Foreign Affairs acting deputy permanent secretary Sila Balawa said the Fiji missions in London and Brussels would be alerted to contact ACP and European Union counterparts for assistance in the release of Mr Suliana and the 11 Tuvaluans that were being held hostage by Somali pirates for a ransom of $31million (US$15m).
The ministry was unaware that the Fiji national was among the 24 sailors on a German cargo ship Hansa Stavager that was seized on April 5 on its way to South Africa.
Mr Suliana's mother, Vamarosi Mausio has come to the media with her plea after her 31-year-old son failed to call in the last two weeks.
"He usually calls on Sundays and it lasts for three to five minutes," she said.
"But his last call, he told me not to worry about him but I could tell from his voice that something was wrong.
"Whenever he called, he would say they would be free soon but the last time he called I knew he was not convinced when he told me."
Mrs Mausio, a mother of three sons, was informed of the hostage taking by her son a few days after the incident.
"He called and said that his ship had been seized and they were keeping the crew hostages," the widower said.
"In his calls, he tells me that he is fine, that they were being given food and water but it was often not enough.
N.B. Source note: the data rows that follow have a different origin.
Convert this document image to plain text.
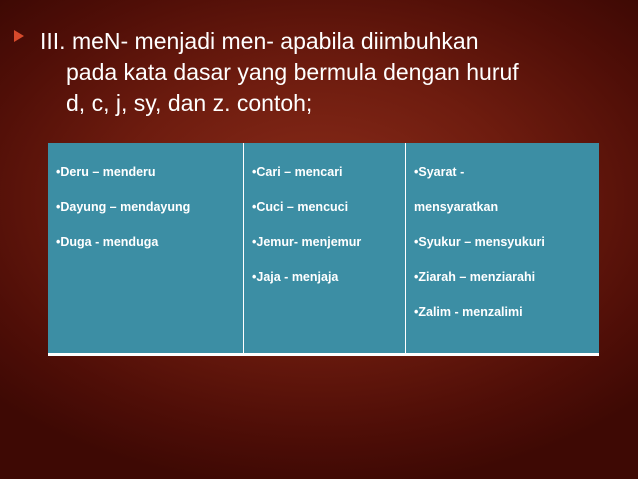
III. meN- menjadi men- apabila diimbuhkan
pada kata dasar yang bermula dengan huruf
d, c, j, sy, dan z. contoh;
•Deru – menderu
•Dayung – mendayung
•Duga - menduga
•Cari – mencari
•Cuci – mencuci
•Jemur- menjemur
•Jaja - menjaja
•Syarat -
mensyaratkan
•Syukur – mensyukuri
•Ziarah – menziarahi
•Zalim - menzalimi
"For the first few days, they were allowed to sleep in their own rooms.
"Most of the time he would not finish what he wanted to say because the pirates would cut off the conversation and say time is up."
Emotionally wrecked Mrs Vamarosi said her son had told her not to do anything because they would be freed soon but with no word from him in the past two Sundays, she had to do something even if Somalia was so far away from Fiji.
Like any mother, she is worried whether he was being fed as Somalia was strife with poverty and violence.
Mr Suliana, a former Marist Brothers' High School student left Fiji in 1997 to study at the Amatuku Maritime School in Tuvalu.
Though, he completed more courses at the Training Productivity Authority of Fiji, Mr Suliana chose to be a seafarer among the Tuvaluans traveling the globe through stints with various shipping companies.
The last time he was in Fiji was last September on route to board the Hansa Stavager.
Early this month, the German government pulled back its elite combat force GSG 9 from storming the ship amid fears it would end in a blood bath.
A weekly magazine Spiegel reported that the force was on the US helicopter ship USS Boxer and were ready to board the ship when they were told to turn back.
It reported that a US government permission was needed to launch the operation and this was not issued.
As Somalia is one of the poorest, most violent, least stable countries anywhere on earth, piracy has become a source of income for many former fishermen.
Last year, shipping firms paid out close to $270m in ransom.